Feedback gaps inhibit progression. Weak validations cause the models to thrash.
You need to have a level of quality or the system can't work autonomously.
As a pattern, this is more or less really test-driven development.
Test-driven development in this scenario is less about just building a
confidence tool for developers. It's now also a control system
so agents can go away and build something, or rebuild it, or build five versions
of it at the same time or optimise it.
It changes what we can use this for.
### Sometimes you need more than speed
Fast iteration when:
- Dense feedback
- Measurable correctness
- Fast, cheap feedback
Frontier judgement when:
- Sparse feedback
- Subjective evaluation
- Ambiguous validation
Now, based on the results I showed you might be thinking you need to chuck
out your claude or chatgpt subscriptions and go all in on diffusion models.
So I would be remiss if I didn't call these things out.
Diffusion is not inherently better than an autoregressive model. In terms of
absolute frontier, it's not.
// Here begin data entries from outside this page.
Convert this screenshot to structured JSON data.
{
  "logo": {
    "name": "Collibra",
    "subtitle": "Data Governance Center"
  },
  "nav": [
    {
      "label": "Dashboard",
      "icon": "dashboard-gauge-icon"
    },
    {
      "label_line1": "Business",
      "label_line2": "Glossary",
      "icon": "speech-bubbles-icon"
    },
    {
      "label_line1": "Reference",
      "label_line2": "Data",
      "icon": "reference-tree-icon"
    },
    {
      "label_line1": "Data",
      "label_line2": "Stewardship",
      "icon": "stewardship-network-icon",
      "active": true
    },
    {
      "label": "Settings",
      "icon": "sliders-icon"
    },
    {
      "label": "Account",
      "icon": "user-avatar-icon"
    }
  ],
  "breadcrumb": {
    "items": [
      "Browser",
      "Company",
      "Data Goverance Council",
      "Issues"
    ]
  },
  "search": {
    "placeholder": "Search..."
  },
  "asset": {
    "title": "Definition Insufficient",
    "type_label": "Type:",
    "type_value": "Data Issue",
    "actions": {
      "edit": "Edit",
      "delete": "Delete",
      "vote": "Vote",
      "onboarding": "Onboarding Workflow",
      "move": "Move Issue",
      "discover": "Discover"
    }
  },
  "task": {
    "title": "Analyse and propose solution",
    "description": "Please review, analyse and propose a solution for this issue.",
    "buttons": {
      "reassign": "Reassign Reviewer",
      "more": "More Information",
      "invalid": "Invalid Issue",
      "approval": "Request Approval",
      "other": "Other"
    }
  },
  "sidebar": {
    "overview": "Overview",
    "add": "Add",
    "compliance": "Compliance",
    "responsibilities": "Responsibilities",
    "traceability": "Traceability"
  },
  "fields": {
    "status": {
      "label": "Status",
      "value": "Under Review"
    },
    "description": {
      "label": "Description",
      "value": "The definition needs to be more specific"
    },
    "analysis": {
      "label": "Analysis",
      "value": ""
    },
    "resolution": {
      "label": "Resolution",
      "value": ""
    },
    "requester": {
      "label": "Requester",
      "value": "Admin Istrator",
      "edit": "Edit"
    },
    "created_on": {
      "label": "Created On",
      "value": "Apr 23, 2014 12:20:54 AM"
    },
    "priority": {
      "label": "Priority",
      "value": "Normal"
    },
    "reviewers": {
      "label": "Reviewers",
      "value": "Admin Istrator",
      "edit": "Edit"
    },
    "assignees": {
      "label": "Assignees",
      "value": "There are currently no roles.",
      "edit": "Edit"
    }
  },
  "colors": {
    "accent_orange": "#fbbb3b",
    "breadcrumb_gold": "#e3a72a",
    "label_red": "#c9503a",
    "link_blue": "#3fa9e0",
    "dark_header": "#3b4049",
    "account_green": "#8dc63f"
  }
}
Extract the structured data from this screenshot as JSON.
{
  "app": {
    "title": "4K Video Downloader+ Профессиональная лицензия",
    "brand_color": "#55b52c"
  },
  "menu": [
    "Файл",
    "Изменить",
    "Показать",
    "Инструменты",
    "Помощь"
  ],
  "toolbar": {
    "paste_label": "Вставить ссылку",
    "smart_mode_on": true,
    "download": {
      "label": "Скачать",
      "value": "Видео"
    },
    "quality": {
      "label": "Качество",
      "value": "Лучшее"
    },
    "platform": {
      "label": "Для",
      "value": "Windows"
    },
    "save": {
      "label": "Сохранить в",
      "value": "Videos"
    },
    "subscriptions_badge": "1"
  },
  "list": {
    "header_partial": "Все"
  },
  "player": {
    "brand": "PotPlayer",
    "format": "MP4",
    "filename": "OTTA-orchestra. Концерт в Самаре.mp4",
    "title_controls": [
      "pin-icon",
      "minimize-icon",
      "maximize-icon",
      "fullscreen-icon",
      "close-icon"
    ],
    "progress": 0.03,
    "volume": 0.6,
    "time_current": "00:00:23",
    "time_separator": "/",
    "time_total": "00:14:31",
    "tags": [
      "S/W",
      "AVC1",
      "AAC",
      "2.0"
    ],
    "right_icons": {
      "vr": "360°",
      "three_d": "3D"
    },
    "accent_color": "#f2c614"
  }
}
We're talking about a model that's about
equivalent to Gemini 2.5, but an extremely high speed Gemini 2.5.
The frontier still matters for a lot of tasks, and raw intelligence is important.
You have to have to attain a certain level of competence before any model can
be used for meaningful work and especially if you want to do it autonomously.
Autonomous systems work best when you've got dense feedback, measurable
correctness, and cheap, fast validation.
It breaks down when you have sparse feedback, subjective evaluation, or slow or
ambiguous validation criteria. In that scenario you still want to have one
really good attempt, try to validate against that, and provide feedback to
refine it.
### The question shifts to feedback speed
- Explore alternative architectures
- Optimise system and validation speed
- Consider stronger harnesses
To wrap this up then.
The last few years we have been making models smarter and building harnesses
to run them somewhat autonomously. Now, in order to use them more effectively
we need to make our models and loops faster and more resilient.
The things I would encourage you to do off the back of this.
Try alternative architectures to see how they might fit different problems.
Benchmark your total loop speed, not just output quality and look for
optimisation opportunities. Invest in validation harnesses, because this is
what allows autonomous models to progress.
### Get in touch
[Additional resources including slides](/aieng26/)
As I finish up I'll leave you with this:
Once a model clears the competence threshold, the question changes. Not just,
"how smart is the model?" but, "How fast is the feedback loop?"